Gericht: Oberlandesgericht Düsseldorf
Urteil verkündet am 21.11.2000
Aktenzeichen: 20 U 117/00
Rechtsgebiete: MarkenG


Vorschriften:

MarkenG § 5
Das Wort "Motorradland" ist ohne Verkehrsdurchsetzung als Bezeichnung für einen Geschäftsbetrieb des Groß- und Einzelhandels mit Motorrädern und ähnlichem schutzunfähig.
OBERLANDESGERICHT DÜSSELDORF IM NAMEN DES VOLKES URTEIL

20 U 117/00

Verkündet am 21. November 2000

In dem Verfahren

hat der 20. Zivilsenat des Oberlandesgerichts Düsseldorf auf die mündliche Verhandlung vom 24. September 2000 durch den Vorsitzenden Richter am Oberlandesgericht B und die Richter am Oberlandesgericht S und W für Rechts erkannt:

Tenor:

Die Berufung der Antragsgegnerin gegen das Urteil der 4. Zivilkammer des Landgerichts Düsseldorf vom 30. März 2000 wird mit der Maßgabe zurückgewiesen, daß im Beschluß der Kammer vom 21. Dezember 1999 an die Stelle des Wortes "Kunden" bei seiner ersten Verwendung das Wort "Abnehmer" und bei seiner zweiten Verwendung das Wort "Abnehmern" tritt.

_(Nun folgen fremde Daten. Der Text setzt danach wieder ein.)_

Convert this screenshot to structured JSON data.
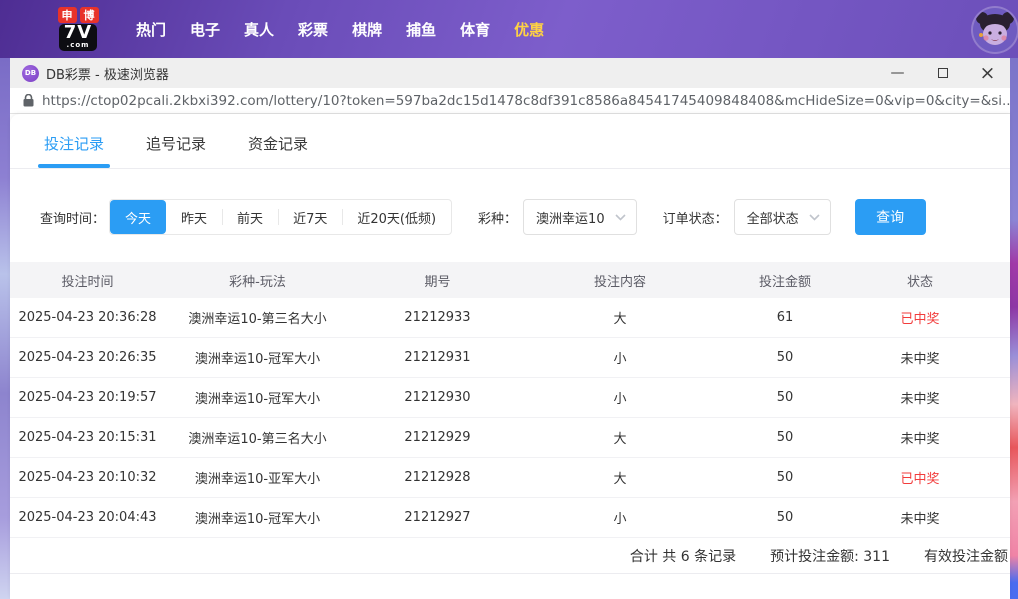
{
  "site_nav": {
    "logo": {
      "badge1": "申",
      "badge2": "博",
      "main": "7V",
      "sub": ".com"
    },
    "items": [
      {
        "label": "热门"
      },
      {
        "label": "电子"
      },
      {
        "label": "真人"
      },
      {
        "label": "彩票"
      },
      {
        "label": "棋牌"
      },
      {
        "label": "捕鱼"
      },
      {
        "label": "体育"
      },
      {
        "label": "优惠"
      }
    ]
  },
  "browser": {
    "favicon_text": "DB",
    "window_title": "DB彩票 - 极速浏览器",
    "minimize_glyph": "—",
    "close_glyph": "×",
    "url": "https://ctop02pcali.2kbxi392.com/lottery/10?token=597ba2dc15d1478c8df391c8586a84541745409848408&mcHideSize=0&vip=0&city=&si..."
  },
  "tabs": [
    {
      "label": "投注记录",
      "active": true
    },
    {
      "label": "追号记录",
      "active": false
    },
    {
      "label": "资金记录",
      "active": false
    }
  ],
  "filters": {
    "time_label": "查询时间：",
    "time_options": [
      {
        "label": "今天",
        "active": true
      },
      {
        "label": "昨天",
        "active": false
      },
      {
        "label": "前天",
        "active": false
      },
      {
        "label": "近7天",
        "active": false
      },
      {
        "label": "近20天(低频)",
        "active": false
      }
    ],
    "lottery_label": "彩种：",
    "lottery_value": "澳洲幸运10",
    "status_label": "订单状态：",
    "status_value": "全部状态",
    "search_button": "查询"
  },
  "table": {
    "headers": [
      "投注时间",
      "彩种-玩法",
      "期号",
      "投注内容",
      "投注金额",
      "状态"
    ],
    "rows": [
      {
        "time": "2025-04-23 20:36:28",
        "game": "澳洲幸运10-第三名大小",
        "issue": "21212933",
        "content": "大",
        "amount": "61",
        "status": "已中奖",
        "won": true
      },
      {
        "time": "2025-04-23 20:26:35",
        "game": "澳洲幸运10-冠军大小",
        "issue": "21212931",
        "content": "小",
        "amount": "50",
        "status": "未中奖",
        "won": false
      },
      {
        "time": "2025-04-23 20:19:57",
        "game": "澳洲幸运10-冠军大小",
        "issue": "21212930",
        "content": "小",
        "amount": "50",
        "status": "未中奖",
        "won": false
      },
      {
        "time": "2025-04-23 20:15:31",
        "game": "澳洲幸运10-第三名大小",
        "issue": "21212929",
        "content": "大",
        "amount": "50",
        "status": "未中奖",
        "won": false
      },
      {
        "time": "2025-04-23 20:10:32",
        "game": "澳洲幸运10-亚军大小",
        "issue": "21212928",
        "content": "大",
        "amount": "50",
        "status": "已中奖",
        "won": true
      },
      {
        "time": "2025-04-23 20:04:43",
        "game": "澳洲幸运10-冠军大小",
        "issue": "21212927",
        "content": "小",
        "amount": "50",
        "status": "未中奖",
        "won": false
      }
    ],
    "summary": {
      "total": "合计 共 6 条记录",
      "estimated": "预计投注金额: 311",
      "valid": "有效投注金额"
    }
  },
  "colors": {
    "accent": "#2b9df4",
    "won_status": "#f23b3b",
    "nav_highlight": "#ffd243",
    "topbar_purple": "#6a4cb8"
  }
}
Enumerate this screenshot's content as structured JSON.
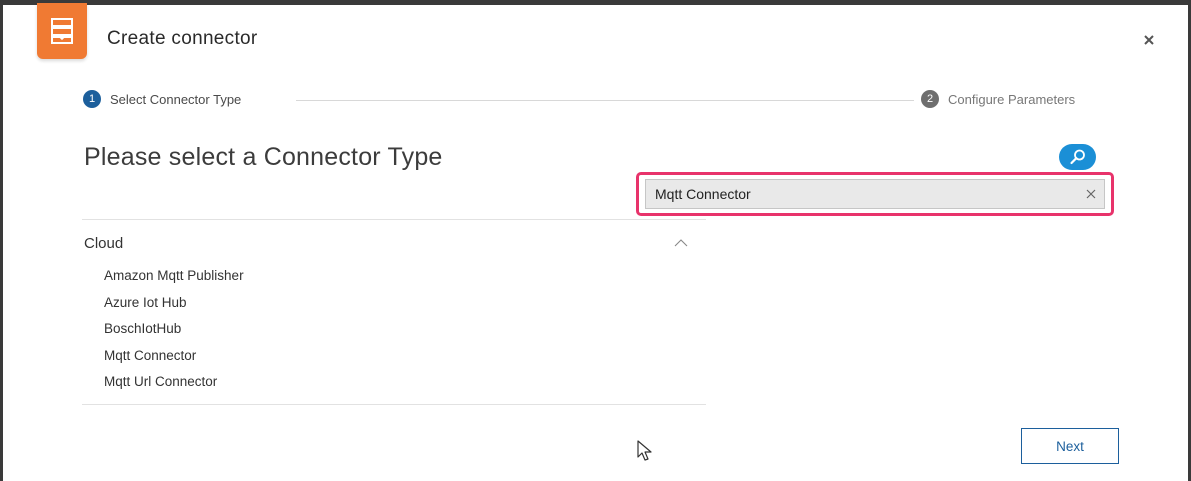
{
  "dialog": {
    "title": "Create connector",
    "app_icon": "server-stack-icon",
    "close_icon": "close-icon"
  },
  "steps": [
    {
      "number": "1",
      "label": "Select Connector Type",
      "state": "active"
    },
    {
      "number": "2",
      "label": "Configure Parameters",
      "state": "inactive"
    }
  ],
  "heading": "Please select a Connector Type",
  "search": {
    "value": "Mqtt Connector",
    "placeholder": "",
    "toggle_icon": "search-icon",
    "clear_icon": "clear-icon"
  },
  "categories": [
    {
      "name": "Cloud",
      "expanded": true,
      "items": [
        "Amazon Mqtt Publisher",
        "Azure Iot Hub",
        "BoschIotHub",
        "Mqtt Connector",
        "Mqtt Url Connector"
      ]
    }
  ],
  "footer": {
    "next_label": "Next"
  },
  "colors": {
    "accent": "#1c5f9c",
    "brand": "#f07a33",
    "search_toggle": "#1b8fd6",
    "highlight": "#e8336b"
  }
}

Die Kosten des Berufungsverfahrens trägt die Antragsgegnerin.

Entscheidungsgründe:

Die Antragstellerin betreibt seit Anfang 1998 unter der Bezeichnung "Motorradland" einen Fachhandel mit Motorrädern und Motorradzubehör. Sie ist Inhaberin der am 13. März 1998 angemeldeten und am 20. April 1998 eingetragenen deutschen Wortmarke 39 014 144 "Motorradland by Schuh" sowie der am 13. März 1998 angemeldeten und am 15. Mai 1998 eingetragenen deutschen Wort-Bild-Marke 39 814 145 "MOTOR RAD LAND". Auf Grund ihres Marketingkonzepts gestattet sie Vertragspartnern die Benutzung der Bezeichnungen und stattet sie mit Werbematerial und Waren aus.

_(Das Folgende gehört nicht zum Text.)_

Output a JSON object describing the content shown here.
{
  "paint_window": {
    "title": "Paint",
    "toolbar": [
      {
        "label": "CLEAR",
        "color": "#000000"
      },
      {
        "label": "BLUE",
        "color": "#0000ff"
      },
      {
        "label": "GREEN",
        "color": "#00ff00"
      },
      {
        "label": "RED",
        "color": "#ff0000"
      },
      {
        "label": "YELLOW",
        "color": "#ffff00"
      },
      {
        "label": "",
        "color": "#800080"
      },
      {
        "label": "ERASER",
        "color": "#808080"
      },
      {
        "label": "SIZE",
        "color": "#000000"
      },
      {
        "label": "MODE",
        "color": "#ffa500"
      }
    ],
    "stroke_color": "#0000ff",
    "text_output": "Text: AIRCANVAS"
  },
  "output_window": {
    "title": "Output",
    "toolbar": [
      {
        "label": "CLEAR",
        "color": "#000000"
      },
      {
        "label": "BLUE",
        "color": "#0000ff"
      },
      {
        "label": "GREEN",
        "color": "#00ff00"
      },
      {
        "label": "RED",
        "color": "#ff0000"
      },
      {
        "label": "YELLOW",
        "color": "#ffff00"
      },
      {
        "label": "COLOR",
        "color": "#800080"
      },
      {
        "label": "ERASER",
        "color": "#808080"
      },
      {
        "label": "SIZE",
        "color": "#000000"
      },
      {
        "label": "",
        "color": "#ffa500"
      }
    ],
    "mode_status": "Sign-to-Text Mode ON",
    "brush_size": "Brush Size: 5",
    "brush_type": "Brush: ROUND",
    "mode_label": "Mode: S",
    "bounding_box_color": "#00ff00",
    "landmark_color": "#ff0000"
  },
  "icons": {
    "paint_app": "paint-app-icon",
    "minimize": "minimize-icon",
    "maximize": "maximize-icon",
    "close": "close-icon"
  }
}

Die Antragsgegnerin betreibt seit 1998 einen Groß- und Einzelhandel mit Motorrädern, Motorrollern, Mofas und Mokicks sowie Ersatzteilen und Zubehör, dem ein entsprechender Betrieb ihres Geschäftsführers unter der Einzelfirma "Motorradland" vorausging. Ihr Geschäftsführer ist Inhaber der am 23. Oktober 1995 eingetragenen Wort-Bild-Marke 39 501 802 "MOTORRADLAND Weißenfels GmbH" und der am 20. April 1998 angemeldeten und am 21. Juli 1998 eingetragenen Wort-Bild-Marke 39 821 913 "MOTORRADLAND", die jeweils graphisch gestaltet sind.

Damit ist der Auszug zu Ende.